Juncker hält an CETA fest
Auch zum umstrittenen Freihandelsabkommen mit Kanada (CETA) nahm der EU-Kommissionschef Stellung: «Nachverhandlungen für CETA kann es nicht geben». Es sei das beste und fortschrittlichste Freihandelsabkommen, das die EU je abgeschlossen habe.
Er sei «kein blinder fanatischer Freetrader», aber man dürfe die positiven Auswirkungen von Handelsabkommen auf die Beschäftigung nicht ausser Acht lassen. Eine Milliarde mehr Export im Handelsvolumen schaffe 14’000 zusätzliche Arbeitsplätze in Europa.
Auch von der fortschreitenden Digitalisierung soll die Wirtschaft profitieren. So will Juncker den Ausbau des superschnellen mobilen Internets 5G in ganz Europa bis 2025 vorantreiben. Davon verspricht er sich bis zu zwei Millionen zusätzliche Jobs. Ausserdem gab er als Ziel an, bis 2020 an öffentlichen Plätzen in Stadtzentren freies WLAN anzubieten.
Fluchtursachen bekämpfen
Neben der lahmenden Konjunktur stellen die vielen Flüchtlinge und Migranten die EU vor grosse Herausforderungen. Zur Bekämpfung von Fluchtursachen kündigte Juncker daher einen Fonds an, der Investitionen von mindestens 44 Milliarden Euro in Afrika und Nachbarländern auslösen soll. Würden sich die Mitgliedstaaten in derselben Höhe beteiligen, könnte das Investitionsvolumen Juncker zufolge auf 88 Milliarden Euro steigen.
Wegen der Flüchtlingskrise mahnte der EU-Kommissionschef zudem den raschen Aufbau eines gemeinsamen Grenz- und Küstenschutzes an.
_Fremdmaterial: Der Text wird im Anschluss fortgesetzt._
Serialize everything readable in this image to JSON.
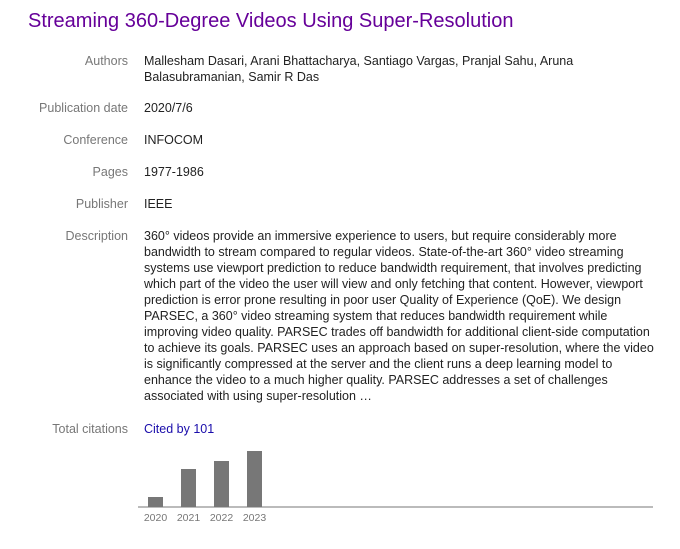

Konkret sollen bereits ab Oktober 200 zusätzliche Beamte aus Europa Bulgarien bei der Sicherung der Grenze zur Türkei helfen.
Die EU-Aussenbeauftragte Federica Mogherini müsse zudem eine echte Aussenministerin werden, die EU dann etwa auch einen Sitz bei den Syrien-Verhandlungen erhalten. Der EU-Kommissionspräsident unterstützt zudem Pläne für eine engere Verteidigungszusammenarbeit mit einem gemeinsamen EU-Hauptquartier für militärische und zivile Missionen.
Reaktionen aus dem EU-Parlament
Abgeordnete der grossen Fraktionen – der konservativen Europäischen Volkspartei und der Sozialdemokraten – äusserten sich wie Juncker besorgt über den Zustand der Union und begrüssten seine Vorschläge grundsätzlich.
Die französische Rechtspopulistin Marine Le Pen meinte hingegen, Juncker habe eine Grabrede auf die EU gehalten. Auf Nachfrage bekräftigte Le Pen, dass sie in Frankreich ein Referendum zum Ausscheiden Frankreichs aus der EU organisieren werde.